Untuk lebih mudah memahaminya, kalau menurut Sahamgain.com, Saham Lapis Satu memiliki makna sebagai saham-saham penggerak pasar atau penggerak IHSG. Selain itu, volatilitas harga tak terlalu tinggi dan pergerakannya cenderung stabil, sehingga analis sering merekomendasikannya sebagai saham yang aman.
Namun demikian, saham di kategori ini biasanya dijual dengan harga tinggi dan adakala nilai total per-lot-nya kurang terjangkau bagi investor bermodal recehan. Beberapa contoh Saham Lapis Satu adalah UNVR, GGRM, TLKM, BBCA, ICBP, BBNI, BBRI, dan lain-lain.

2. Saham Lapis Dua

    Saham Lapis Dua memiliki likuiditas cukup tinggi, tetapi kinerja dan nilai kapitalisasi pasarnya tak sebesar Saham Lapis Satu. Disebut juga mid-cap stocks atau second-liner, dividen yang diberikan oleh Saham Lapis Dua tergolong menengah; tidak terlalu besar, tetapi juga tak bisa dibilang kecil.
Saham Lapis Dua umumnya dikenali sebagai saham likuid, tetapi harganya tak terlalu mahal. Karenanya, ada investor yang memilih untuk spesialisasi fokus ke tipe ini. Beberapa contoh Saham Lapis Dua adalah BSDE, PPRO, PWON, LSIP, JPFA, AISA, BBKP, dan lain-lain.

3. Saham Lapis Tiga

   Jika ada saham yang sering digoreng bandar, memiliki kinerja fundamental buruk, dan kerap kali tidak likuid; maka boleh jadi termasuk Saham Lapis Tiga. Bahkan menurut Sahamgain.com, harga Saham Lapis Tiga sulit diprediksi menggunakan analisis teknikal karena "grafiknya saja tidak ada".
Harga saham yang disebut juga small-cap stocks atau malah junk stocks ini tergolong sangat rendah. Tak sedikit diantaranya termasuk saham mati di kisaran 50an rupiah. Besaran dividen yang dibagikannya pun biasanya kecil, atau malah tidak memberi dividen sama sekali. Namun demikian, sewaktu-waktu harga bisa langsung melonjak hanya karena rumor tak jelas. Beberapa contoh Saham Lapis Tiga adalah DEWA, ENRG, UNSP, TRAM, BEKS, dan lain sebagainya.

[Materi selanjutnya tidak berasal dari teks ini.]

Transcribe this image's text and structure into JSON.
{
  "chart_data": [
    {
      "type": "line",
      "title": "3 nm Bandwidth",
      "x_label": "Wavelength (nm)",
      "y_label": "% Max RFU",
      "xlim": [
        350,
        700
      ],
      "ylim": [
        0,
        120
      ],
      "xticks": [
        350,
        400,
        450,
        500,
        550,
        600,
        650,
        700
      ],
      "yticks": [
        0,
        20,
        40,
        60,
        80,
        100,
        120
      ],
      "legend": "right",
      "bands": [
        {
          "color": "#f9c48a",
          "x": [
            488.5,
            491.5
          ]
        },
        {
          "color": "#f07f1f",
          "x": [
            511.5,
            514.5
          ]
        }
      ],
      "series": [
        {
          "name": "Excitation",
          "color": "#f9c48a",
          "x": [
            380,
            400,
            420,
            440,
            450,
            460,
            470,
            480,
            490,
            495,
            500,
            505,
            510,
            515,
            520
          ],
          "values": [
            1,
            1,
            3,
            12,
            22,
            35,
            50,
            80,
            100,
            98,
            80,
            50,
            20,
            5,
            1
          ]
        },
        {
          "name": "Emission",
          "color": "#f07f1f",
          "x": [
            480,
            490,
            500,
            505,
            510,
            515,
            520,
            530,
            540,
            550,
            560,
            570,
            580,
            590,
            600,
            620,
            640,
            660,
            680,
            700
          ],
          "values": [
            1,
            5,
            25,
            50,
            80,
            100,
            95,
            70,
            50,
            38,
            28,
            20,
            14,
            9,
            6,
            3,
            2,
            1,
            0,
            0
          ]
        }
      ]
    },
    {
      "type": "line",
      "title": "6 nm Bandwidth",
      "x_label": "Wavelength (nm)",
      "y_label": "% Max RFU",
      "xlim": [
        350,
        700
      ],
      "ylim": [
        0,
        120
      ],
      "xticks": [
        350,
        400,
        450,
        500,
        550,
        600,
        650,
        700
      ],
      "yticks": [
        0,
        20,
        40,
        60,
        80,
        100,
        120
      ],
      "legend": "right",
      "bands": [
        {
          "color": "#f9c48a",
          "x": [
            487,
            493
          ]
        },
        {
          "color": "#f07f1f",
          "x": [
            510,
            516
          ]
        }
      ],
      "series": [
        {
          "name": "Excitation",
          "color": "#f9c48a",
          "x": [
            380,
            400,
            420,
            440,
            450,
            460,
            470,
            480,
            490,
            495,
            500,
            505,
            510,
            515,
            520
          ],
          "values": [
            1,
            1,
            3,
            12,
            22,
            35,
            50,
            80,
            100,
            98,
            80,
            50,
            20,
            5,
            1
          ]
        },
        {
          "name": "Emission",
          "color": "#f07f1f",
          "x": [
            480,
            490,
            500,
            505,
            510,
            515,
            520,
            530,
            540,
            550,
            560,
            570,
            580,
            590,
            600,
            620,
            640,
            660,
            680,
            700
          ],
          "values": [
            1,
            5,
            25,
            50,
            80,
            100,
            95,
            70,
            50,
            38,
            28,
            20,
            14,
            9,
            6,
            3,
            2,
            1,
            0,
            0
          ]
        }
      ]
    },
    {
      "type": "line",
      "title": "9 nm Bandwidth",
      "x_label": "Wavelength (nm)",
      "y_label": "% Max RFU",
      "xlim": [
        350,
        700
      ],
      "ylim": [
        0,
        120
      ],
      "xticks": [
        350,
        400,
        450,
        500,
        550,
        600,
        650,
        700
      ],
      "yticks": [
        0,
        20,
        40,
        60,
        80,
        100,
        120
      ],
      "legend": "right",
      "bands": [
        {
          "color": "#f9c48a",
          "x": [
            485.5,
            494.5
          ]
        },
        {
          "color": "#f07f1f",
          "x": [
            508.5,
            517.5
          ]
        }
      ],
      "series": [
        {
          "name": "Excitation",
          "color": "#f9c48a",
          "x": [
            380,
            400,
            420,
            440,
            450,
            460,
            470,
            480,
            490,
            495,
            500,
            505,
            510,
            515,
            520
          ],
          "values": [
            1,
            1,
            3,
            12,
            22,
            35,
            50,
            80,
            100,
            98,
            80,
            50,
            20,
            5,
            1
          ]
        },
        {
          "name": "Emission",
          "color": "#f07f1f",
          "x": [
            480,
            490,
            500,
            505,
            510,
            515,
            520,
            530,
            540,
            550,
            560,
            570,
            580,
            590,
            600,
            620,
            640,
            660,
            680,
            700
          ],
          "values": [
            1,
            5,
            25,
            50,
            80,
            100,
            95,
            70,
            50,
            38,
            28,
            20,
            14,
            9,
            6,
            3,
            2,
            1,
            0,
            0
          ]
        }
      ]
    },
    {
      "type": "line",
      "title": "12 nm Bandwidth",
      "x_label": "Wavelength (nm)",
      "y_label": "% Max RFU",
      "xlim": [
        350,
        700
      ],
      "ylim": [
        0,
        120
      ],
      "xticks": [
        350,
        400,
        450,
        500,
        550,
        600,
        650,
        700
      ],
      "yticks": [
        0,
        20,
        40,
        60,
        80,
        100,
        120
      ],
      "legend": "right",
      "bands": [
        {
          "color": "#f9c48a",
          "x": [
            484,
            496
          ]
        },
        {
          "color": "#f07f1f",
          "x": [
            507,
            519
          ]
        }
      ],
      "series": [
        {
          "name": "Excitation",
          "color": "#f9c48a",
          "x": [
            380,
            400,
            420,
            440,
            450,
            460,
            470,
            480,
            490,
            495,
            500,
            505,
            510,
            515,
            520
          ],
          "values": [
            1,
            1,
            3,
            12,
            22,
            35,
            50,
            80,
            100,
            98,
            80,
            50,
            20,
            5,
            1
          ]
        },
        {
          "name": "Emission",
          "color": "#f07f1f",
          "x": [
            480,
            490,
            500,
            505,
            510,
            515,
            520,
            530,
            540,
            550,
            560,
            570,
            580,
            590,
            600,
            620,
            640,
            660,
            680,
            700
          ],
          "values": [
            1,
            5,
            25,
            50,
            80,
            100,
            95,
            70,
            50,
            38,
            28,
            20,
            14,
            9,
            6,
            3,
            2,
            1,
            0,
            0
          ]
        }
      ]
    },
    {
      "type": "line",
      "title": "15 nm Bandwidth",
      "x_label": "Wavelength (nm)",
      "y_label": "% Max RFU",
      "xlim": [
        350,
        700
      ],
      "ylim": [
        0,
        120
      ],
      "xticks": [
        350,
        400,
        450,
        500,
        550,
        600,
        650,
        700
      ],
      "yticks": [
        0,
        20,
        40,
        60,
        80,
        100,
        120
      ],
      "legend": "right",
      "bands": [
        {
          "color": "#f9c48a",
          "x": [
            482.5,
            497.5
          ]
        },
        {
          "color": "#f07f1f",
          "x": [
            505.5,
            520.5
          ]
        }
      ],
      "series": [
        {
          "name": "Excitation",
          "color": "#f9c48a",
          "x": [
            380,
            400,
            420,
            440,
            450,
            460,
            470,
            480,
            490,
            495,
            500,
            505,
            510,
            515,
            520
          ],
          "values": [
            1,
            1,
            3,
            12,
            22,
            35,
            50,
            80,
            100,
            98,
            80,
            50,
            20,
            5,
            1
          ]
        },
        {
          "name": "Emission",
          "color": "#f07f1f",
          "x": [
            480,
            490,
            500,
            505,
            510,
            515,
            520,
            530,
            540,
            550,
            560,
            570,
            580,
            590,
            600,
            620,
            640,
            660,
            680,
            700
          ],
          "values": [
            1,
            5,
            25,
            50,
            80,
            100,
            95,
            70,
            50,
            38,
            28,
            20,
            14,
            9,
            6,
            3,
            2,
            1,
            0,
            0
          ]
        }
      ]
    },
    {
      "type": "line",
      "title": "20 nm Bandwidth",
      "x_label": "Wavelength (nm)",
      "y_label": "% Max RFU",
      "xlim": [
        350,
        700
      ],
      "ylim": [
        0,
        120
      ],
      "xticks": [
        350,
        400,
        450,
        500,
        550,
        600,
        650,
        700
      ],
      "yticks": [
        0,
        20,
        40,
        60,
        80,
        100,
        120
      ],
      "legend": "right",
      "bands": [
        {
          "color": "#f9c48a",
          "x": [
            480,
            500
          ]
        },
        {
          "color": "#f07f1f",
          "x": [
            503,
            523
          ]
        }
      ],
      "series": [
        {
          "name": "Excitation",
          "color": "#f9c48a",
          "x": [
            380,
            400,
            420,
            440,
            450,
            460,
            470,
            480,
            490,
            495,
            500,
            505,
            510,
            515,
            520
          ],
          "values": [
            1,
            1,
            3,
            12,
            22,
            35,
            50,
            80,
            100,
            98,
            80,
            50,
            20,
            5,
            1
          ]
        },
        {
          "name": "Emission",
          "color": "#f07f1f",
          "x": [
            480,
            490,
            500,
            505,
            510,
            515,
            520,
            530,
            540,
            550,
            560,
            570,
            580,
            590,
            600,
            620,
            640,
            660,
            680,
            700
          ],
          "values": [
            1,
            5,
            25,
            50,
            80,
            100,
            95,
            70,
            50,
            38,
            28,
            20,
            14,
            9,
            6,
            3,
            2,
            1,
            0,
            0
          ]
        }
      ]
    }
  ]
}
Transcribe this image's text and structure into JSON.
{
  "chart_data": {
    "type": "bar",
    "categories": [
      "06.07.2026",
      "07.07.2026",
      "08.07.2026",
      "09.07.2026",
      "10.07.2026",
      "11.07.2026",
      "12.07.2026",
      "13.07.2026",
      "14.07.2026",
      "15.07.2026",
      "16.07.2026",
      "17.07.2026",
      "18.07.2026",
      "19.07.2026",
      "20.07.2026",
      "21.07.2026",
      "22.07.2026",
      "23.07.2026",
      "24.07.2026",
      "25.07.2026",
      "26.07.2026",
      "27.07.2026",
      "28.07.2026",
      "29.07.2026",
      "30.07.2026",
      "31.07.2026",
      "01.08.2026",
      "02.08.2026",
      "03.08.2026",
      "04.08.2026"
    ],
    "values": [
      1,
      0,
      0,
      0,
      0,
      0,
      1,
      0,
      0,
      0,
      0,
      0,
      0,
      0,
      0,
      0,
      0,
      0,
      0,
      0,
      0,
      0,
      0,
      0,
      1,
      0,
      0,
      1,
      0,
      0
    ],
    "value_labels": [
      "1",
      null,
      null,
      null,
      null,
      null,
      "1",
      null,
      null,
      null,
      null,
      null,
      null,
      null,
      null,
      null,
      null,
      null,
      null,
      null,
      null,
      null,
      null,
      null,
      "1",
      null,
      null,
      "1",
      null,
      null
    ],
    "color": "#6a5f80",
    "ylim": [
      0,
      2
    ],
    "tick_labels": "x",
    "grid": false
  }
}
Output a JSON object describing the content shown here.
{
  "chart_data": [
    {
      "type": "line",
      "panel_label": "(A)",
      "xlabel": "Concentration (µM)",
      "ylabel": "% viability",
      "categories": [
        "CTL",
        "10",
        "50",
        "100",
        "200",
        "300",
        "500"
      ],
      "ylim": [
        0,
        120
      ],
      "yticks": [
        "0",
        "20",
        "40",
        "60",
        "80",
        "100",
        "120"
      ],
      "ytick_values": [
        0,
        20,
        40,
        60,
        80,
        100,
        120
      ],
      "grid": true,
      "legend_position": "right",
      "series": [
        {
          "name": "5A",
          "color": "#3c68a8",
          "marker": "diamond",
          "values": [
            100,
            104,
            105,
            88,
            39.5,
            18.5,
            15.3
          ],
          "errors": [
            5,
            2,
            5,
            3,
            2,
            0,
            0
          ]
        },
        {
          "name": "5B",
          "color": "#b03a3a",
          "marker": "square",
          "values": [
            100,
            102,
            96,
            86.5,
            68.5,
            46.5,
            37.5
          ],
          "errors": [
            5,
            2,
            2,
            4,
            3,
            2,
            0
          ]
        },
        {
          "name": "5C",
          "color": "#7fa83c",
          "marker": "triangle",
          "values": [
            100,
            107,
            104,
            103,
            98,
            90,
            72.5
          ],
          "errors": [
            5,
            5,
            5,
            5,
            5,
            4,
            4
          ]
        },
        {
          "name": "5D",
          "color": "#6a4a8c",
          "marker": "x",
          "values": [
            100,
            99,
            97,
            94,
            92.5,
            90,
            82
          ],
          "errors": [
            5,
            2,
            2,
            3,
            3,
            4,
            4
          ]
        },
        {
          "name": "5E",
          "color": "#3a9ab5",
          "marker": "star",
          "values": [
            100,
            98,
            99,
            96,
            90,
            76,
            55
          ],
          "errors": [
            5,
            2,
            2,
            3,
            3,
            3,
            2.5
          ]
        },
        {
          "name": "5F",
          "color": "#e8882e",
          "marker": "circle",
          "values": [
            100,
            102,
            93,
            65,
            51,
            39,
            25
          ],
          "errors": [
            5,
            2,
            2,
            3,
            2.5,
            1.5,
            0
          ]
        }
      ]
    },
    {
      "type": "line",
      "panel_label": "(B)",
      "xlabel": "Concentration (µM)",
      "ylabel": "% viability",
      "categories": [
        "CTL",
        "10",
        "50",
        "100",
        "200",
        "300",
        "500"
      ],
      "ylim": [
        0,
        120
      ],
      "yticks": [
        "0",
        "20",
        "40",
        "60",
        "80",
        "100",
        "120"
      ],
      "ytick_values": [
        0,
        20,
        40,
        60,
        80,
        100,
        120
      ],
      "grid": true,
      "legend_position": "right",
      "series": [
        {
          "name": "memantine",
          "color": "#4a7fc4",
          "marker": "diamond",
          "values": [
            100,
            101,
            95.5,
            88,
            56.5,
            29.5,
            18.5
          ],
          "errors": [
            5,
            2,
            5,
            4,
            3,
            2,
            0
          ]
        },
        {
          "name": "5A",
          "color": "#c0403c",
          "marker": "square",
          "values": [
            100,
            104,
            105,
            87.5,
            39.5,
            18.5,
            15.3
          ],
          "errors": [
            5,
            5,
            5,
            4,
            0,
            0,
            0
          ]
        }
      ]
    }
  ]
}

Saham Mana Yang Lebih Baik Untuk Dibeli?
Antara Saham Lapis Satu, Saham Lapis Dua, dan Saham Lapis Tiga, mana yang lebih baik sebagai sarana investasi kita?
Ini akan tergantung pada situasi pasar dan strategi masing-masing investor. Saham Lapis Satu boleh jadi dianggap aman. Setelah IHSG terpuruk karena capital outflow dana asing dari Bursa Efek Indonesia, misalnya, maka ketika dana asing masuk lagi biasanya Saham Lapis Satu yang lebih dulu bangkit. Dibanding dua kategori lainnya, tipe ini memang terhitung paling cepat rebound.
Namun demikian, saham berharga rendah di lapis tiga bisa saja meninggi dalam jangka waktu panjang apabila perusahaan berhasil berkembang hingga membuahkan kinerja prima yang konsisten. Di masa-masa awal, mereka bahkan tak membagikan dividen demi memusatkan sumber daya untuk mengembangkan perusahaan, tetapi kemudian bisa menjadi perusahaan bereputasi baik dengan saham yang disukai pasar.
Ada investor membatasi pilihannya pada salah satu kategori saham saja, seperti hanya akan memperjualbelikan Saham Lapis Dua. Akan tetapi, ada juga investor yang sengaja meragamkan portofolio untuk mencakup ketiga jenis sekaligus dalam satu waktu. Apapun pilihan Anda, satu hal yang perlu diwaspadai adalah jangan sampai terjebak goreng-gorengan Saham Lapis Tiga. Tak sedikit pemula nyaris bangkrut karena keliru membeli Saham Lapis Tiga yang tengah digoreng bandar.